Applying DevSecOps principles to machine learning workloads

Protecting data and other enterprise assets is an increasingly challenging task, and one that touches nearly every corner of an organization. As the complexity of digital systems grows, the challenges mount.

One method that helps reign in the chaos is bringing development, security and operations together via a DevSecOps methodology, that integrates security across the IT lifecycle.

Yet, as artificial intelligence (AI) advances and machine learning (ML) moves to the center of an organization, there’s an emerging challenge: how to incorporate ML security into the broad development cycle. AI models aren’t like other software. They make predictions, recommendations and handle automation—often without a direct interface or specific code.

As such, it’s critical to develop protections and guardrails that keep AI and ML models secure. That’s where machine learning security operations (MLSecOps) enters the picture. It extends DevSecOps principles into AI and across the machine learning lifecycle. The MLSecOps framework focuses on protecting code, algorithms and data sets that touch intellectual property (IP) and other sensitive data.

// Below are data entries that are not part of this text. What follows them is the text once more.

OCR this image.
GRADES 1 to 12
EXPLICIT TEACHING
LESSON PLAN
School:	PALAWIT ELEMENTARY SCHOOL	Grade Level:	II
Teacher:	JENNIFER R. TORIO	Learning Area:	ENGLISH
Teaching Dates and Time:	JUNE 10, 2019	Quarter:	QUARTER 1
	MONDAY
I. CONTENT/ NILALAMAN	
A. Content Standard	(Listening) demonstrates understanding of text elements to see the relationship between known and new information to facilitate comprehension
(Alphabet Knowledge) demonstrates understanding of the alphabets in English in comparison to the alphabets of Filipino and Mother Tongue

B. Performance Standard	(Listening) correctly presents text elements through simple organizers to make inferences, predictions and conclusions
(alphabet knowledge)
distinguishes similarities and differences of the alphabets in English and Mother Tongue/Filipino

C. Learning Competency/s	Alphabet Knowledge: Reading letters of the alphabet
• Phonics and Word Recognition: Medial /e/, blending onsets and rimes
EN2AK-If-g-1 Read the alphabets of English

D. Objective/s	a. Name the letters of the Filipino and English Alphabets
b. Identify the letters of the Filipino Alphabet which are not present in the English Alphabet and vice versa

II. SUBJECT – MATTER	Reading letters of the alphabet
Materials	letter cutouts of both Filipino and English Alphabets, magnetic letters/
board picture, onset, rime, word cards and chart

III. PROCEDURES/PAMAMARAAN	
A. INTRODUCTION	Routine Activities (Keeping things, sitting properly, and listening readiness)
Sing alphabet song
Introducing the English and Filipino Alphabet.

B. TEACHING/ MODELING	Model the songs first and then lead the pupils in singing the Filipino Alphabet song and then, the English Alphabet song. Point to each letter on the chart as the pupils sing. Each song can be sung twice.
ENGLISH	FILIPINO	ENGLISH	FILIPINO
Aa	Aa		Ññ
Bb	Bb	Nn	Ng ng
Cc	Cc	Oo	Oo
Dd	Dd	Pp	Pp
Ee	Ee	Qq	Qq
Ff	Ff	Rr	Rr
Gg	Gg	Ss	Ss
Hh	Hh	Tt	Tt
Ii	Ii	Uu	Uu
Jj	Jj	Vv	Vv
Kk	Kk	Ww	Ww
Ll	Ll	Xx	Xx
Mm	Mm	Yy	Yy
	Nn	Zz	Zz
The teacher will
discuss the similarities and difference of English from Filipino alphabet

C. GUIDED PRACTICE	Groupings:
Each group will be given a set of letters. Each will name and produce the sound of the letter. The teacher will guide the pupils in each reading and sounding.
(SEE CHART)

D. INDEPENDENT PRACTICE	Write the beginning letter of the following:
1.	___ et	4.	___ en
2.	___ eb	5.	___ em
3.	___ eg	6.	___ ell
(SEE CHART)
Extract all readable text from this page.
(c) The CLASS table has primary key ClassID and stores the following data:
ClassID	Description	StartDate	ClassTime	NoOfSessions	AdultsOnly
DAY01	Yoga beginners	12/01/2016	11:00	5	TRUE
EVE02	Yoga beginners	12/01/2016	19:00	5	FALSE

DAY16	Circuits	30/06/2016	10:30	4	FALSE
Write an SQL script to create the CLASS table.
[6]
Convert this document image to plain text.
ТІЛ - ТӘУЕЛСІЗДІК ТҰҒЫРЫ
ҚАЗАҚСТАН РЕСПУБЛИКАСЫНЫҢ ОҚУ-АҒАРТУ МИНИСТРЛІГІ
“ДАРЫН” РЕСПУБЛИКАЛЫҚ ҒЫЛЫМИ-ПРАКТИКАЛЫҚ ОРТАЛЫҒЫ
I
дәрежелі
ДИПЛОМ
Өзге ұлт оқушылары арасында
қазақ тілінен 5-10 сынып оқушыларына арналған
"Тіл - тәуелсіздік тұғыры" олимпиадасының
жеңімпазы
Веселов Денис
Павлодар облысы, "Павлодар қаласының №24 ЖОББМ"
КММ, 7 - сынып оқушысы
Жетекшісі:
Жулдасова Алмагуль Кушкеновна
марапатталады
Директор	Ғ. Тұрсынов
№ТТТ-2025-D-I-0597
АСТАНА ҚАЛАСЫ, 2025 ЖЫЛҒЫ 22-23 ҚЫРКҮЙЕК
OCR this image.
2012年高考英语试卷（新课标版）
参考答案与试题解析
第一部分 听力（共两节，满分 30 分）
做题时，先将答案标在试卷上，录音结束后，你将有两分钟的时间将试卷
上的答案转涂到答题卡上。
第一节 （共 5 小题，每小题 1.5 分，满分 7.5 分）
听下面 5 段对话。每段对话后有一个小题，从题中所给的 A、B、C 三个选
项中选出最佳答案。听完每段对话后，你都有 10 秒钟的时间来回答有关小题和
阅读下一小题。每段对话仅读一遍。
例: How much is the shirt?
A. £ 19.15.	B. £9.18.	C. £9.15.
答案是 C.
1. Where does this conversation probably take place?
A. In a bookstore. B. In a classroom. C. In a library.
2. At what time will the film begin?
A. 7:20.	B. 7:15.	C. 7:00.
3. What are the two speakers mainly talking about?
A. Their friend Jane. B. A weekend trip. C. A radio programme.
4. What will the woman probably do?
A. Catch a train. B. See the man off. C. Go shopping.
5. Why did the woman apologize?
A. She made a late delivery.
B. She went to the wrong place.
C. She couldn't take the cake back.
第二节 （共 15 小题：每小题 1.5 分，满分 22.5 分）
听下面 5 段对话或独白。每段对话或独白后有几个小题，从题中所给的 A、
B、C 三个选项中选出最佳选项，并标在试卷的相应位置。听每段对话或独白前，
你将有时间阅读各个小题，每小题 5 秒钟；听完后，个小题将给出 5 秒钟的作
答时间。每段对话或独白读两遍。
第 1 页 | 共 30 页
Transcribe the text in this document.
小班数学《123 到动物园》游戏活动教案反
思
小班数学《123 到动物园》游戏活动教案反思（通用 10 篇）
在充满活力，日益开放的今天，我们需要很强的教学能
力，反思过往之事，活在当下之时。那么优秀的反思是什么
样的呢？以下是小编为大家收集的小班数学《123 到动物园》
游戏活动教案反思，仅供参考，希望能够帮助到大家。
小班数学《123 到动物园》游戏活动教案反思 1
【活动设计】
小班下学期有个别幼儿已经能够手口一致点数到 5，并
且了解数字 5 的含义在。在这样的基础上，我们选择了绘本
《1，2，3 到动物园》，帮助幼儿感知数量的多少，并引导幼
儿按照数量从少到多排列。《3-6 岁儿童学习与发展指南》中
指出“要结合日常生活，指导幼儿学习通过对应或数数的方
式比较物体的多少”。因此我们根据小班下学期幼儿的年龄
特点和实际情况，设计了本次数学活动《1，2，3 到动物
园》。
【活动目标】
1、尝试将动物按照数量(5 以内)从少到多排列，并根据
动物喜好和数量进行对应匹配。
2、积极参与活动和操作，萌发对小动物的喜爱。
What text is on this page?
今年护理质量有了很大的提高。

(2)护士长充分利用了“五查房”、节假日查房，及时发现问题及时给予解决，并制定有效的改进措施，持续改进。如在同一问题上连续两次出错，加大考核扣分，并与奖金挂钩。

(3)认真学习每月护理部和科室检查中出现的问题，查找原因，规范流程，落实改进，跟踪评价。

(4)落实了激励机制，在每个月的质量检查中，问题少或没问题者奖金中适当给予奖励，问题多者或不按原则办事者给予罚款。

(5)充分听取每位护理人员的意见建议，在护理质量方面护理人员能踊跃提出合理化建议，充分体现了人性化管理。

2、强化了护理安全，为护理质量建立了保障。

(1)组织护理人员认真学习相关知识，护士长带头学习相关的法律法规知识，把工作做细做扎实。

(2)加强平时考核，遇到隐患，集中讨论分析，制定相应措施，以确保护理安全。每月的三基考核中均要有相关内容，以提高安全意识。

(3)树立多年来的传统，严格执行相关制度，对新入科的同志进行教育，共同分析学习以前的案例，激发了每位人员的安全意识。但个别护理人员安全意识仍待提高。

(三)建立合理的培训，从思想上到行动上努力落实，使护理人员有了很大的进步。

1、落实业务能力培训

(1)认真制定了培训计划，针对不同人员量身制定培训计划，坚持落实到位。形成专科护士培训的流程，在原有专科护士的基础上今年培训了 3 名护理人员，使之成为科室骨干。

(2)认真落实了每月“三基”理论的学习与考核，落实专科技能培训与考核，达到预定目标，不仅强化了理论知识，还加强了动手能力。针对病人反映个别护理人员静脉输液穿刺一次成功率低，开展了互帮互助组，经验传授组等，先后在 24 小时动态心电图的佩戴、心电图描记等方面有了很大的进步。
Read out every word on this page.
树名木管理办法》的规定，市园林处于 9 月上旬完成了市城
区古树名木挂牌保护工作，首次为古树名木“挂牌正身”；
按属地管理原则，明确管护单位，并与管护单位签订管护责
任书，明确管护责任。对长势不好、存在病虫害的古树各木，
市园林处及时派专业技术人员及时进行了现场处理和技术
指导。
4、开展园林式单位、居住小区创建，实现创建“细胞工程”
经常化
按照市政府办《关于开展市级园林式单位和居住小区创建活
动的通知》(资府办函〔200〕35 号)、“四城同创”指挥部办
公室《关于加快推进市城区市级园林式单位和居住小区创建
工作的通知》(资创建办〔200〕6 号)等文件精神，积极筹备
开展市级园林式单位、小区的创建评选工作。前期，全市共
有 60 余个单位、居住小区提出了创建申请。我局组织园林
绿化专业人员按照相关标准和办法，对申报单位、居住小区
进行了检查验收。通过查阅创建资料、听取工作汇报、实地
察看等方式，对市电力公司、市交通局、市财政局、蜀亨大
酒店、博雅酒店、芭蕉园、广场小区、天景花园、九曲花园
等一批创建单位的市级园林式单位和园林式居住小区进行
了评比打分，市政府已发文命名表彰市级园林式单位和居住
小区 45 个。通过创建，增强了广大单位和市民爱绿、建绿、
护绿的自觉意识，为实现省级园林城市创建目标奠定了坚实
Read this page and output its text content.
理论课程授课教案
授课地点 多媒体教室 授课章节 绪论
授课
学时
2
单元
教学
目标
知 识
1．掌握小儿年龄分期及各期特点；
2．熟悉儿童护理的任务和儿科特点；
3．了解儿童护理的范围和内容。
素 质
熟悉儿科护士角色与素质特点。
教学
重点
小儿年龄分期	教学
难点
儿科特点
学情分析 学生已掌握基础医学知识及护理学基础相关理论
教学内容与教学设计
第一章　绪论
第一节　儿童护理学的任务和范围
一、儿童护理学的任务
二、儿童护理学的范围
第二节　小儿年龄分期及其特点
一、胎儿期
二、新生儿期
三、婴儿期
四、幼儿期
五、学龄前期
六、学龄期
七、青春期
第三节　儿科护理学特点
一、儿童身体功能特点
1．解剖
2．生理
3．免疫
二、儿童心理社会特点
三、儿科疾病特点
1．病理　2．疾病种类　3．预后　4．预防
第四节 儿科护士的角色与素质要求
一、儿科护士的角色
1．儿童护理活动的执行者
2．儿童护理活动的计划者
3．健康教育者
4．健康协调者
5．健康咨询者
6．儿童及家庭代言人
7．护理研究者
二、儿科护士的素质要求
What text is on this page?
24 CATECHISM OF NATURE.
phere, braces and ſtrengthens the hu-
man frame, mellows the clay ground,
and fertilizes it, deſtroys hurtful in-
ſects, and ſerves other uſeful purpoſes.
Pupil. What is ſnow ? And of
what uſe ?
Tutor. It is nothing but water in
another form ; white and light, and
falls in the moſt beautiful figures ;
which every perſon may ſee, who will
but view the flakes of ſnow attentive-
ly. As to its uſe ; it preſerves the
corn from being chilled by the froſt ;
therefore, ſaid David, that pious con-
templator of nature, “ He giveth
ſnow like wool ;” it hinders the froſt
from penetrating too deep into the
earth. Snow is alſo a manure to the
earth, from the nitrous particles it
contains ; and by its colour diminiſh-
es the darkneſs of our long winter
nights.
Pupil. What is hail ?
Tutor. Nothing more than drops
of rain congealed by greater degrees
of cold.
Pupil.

Gaining a more complete view of the development cycle

To get started, it’s important to understand how DevSecOps and MLSecOps are alike, and how they differ. Both share a common path: they begin with ideation or origination across the development process. Both also train developers or data scientists about security and help them understand threat modeling. Consequently, many of the same techniques that work within DevSecOps are effective in the MLSecOps world.

This includes the concept of shift left, which aims to inject key checks, balances and protections earlier in the development process, with the goal of reducing security risks later. This approach can save money, reduce technical debt, and most importantly, sidestep real-world breaches and breakdowns. However, that’s where many of the similarities end. A traditional software application is very different from a machine learning, model-driven app.

A traditional software development task could be to develop an interface with buttons, drop down boxes and other functionality that leads a customer through a linear process, such as a purchase. As a result, looks and functionality reign supreme. Within an ML driven app, there is a focus on the model, the data that the model is trained on, and what insights the model yields. Typical use cases focus on probabilities and pattern identification, such as the likelihood that a person will buy a product, a specific credit card transaction is linked to fraud or the probability a therapy is effective in combating a disease.

Unlike in a conventional software development environment with an integrated development environment (IDE), data scientists typically write code using Jupyter Notebooks. This takes place outside of an IDE, and often outside of the traditional DevSecOps lifecycle. As a result, it’s possible for a data scientist who is not trained on secure development techniques to put sensitive data at risk, by storing unprotected secrets or other sensitive information in a notebook. Simply put, the same tools and protections used in the DevSecOps world aren’t effective for ML workloads.

The complexity of the environment also matters. Conventional development cycles usually lead directly to a software application interface or API. In the machine learning space, the focus is iterative, building a trainable model that leads to better outcomes. ML environments produce large quantities of serialized files necessary for a dynamic environment. The upshot? Organizations can become overwhelmed by the inherent complexities of versioning and integration.

What does all of this mean in practical terms? DevSecOps is complex and MLSecOps is even more complex. MLSecOps involves fast evolving and highly dynamic environments that incorporate numerous metrics and constantly changing conditions and requirements. In order to extract the full value from MLSecOps, business and IT leaders must rethink and rewire processes in order to shift left.

MLSecOps is a pathway to a more secure enterprise

Although navigating the MLOps space isn’t easy, it is critically important. In order to lower cybersecurity risk, it’s vital to have a high level of collaboration among engineers, data scientists, and security professionals. Educating data scientists about best practices is at the center of building a stronger and more dynamic security model.

Yet, there are several other steps that can make or break MLSecOps. These include: using a shift left approach to build a solid best practice foundation; gaining full visibility into the ML pipeline, including datasets, models and platforms; regularly auditing the environment and conducting vulnerability assessments for all the tools and platforms it contains; and evaluating third party models for security risks before they are integrated into an AI environment.

The ultimate goal is transparency and traceability across the machine learning supply chain. This includes a machine learning bill of materials (MLBOM), which delivers a comprehensive view into the environment and all of its components. With MLSecOps and a MLBOM in place, an enterprise can determine whether a model contains vulnerabilities or poses other types of security or compliance risks.

With an MLSecOps framework in place, it’s possible to elevate security and realize the full value of AI and machine learning.